The referendum will also, ineluctably, weaken the weak Iraqi government, which is propped up by both Iran and the US, and undermine Iraqi national unity and sovereignty.

For Iran’s government, the country’s restive Kurds are a minor threat and a nuisance, as they constitute only 7-10 per cent of the country’s population.

The Kurds can be a greater problem in Syria, where, although only 9 per cent, they are challenging the government and the army during a major conflict.

The Kurds of Iraq, 17 per cent, have been in violent revolt for decades, while the Turkish Kurds are a solid 25 per cent of the population and determined to secure self-rule from an increasingly repressive Ankara, which is determined to both assert Turkey’s ethnic identity and promote conservative religious practices.

Having launched Iraq’s Kurds on their latest campaign to secure independence with the 1991 “safe haven”, the US is now caught between the Kurdish capital, Erbil, and Baghdad, and is having to deal with the aspirations of the region’s other Kurdish communities.
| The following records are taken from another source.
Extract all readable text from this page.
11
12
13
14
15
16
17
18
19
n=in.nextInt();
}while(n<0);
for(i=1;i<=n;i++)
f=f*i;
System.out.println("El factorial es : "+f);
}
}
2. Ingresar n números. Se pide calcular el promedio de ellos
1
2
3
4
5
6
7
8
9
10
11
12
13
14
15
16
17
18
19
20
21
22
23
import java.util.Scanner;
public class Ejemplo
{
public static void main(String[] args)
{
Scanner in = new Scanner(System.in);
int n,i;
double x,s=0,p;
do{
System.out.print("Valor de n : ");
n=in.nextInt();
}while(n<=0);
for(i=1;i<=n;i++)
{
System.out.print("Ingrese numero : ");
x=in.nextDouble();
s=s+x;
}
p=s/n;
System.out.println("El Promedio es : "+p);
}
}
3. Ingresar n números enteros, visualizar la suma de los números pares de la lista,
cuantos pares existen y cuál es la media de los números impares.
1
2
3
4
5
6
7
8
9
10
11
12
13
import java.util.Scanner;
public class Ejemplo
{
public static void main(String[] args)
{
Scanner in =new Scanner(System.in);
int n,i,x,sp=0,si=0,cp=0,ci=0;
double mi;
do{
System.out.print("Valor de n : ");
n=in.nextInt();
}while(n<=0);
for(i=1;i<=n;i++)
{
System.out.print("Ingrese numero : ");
Furthermore, the situation is complicated. The PKK is branded by Turkey and the US as a “terrorist” organisation; PJAK, a group that could be used to annoy Tehran, is also deemed “terrorist”; and the Syrian Kurds, considered “terrorists” by Turkey, have been encouraged by the US to stretch their military resources beyond their possibilities, and are certain to attract a harsh response from Damascus and its allies, Moscow and Tehran, a response that could lead to clashes between the US and Russia.

 

Ultimately, the Kurds, who have to live with Turkey, Iraq and Iran as neighbours, are ill advised to alienate them and elicit violent reactions.